Abstract

Abstract Expanding earlier studies on the boreal spring and autumn rainy seasons in equatorial East Africa, pending challenges on the mechanisms of rainfall variability, are investigated. Eastward pressure gradient and slack south Indian Ocean trade winds allow surface equatorial westerlies in spring and autumn. Complementing that, upper-tropospheric easterlies are required for the development of a zonal vertical circulation cell along the Indian Ocean equator. Because of the summer warming and high stand of upper-tropospheric topography over South Asia, strong upper-tropospheric easterlies over the tropical northern and equatorial Indian Ocean persist from summer into autumn, thus allowing the development of a zonal vertical circulation cell.

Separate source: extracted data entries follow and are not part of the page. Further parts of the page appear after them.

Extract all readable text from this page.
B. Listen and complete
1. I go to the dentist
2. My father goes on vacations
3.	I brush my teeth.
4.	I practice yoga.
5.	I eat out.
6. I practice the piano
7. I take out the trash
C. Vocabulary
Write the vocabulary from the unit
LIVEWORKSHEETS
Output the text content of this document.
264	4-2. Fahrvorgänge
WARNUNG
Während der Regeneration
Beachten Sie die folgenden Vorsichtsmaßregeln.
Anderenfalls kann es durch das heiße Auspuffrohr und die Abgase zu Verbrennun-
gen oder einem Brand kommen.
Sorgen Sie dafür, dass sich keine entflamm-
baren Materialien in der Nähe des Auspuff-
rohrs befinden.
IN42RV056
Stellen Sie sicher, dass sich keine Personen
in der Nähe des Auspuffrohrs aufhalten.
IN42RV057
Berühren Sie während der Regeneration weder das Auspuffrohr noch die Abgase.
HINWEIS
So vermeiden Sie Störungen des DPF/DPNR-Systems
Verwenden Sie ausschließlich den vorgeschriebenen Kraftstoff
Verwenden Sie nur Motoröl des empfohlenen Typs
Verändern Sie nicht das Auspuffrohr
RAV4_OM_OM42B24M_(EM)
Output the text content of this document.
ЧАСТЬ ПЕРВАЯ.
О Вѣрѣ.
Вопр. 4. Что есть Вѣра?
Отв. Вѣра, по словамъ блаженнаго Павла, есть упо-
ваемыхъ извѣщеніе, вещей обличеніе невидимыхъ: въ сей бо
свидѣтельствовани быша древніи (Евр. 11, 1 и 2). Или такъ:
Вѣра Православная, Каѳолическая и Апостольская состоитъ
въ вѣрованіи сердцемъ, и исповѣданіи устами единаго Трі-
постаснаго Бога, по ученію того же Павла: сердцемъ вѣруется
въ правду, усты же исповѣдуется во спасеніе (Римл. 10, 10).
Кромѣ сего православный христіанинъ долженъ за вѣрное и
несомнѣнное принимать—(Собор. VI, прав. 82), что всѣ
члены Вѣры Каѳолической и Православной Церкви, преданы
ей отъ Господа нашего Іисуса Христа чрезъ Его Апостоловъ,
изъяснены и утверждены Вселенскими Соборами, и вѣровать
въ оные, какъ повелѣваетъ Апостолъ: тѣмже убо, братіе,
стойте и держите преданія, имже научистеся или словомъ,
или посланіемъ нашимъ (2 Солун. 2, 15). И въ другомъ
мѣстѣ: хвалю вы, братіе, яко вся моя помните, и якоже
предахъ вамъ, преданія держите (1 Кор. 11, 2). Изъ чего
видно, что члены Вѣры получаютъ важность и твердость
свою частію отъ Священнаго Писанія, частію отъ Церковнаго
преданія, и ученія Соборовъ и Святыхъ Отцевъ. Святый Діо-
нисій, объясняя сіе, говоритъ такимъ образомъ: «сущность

By contrast, the winter cooling entails low stand of upper-tropospheric topography in the north, thus hindering easterlies over the equator. Consequently, an equatorial zonal circulation cell does not develop in boreal spring. The equatorial zonal circulation cell, with subsidence over East Africa, strongly controls the boreal autumn rains, as evidenced in their tight correlation with the equatorial westerlies. In a related vein, rain gauge stations show much shared variance in boreal autumn as compared to spring. Plausibly consistent with this, boreal autumn rather than spring has brought the extreme flood and drought disasters in the course of the past half-century.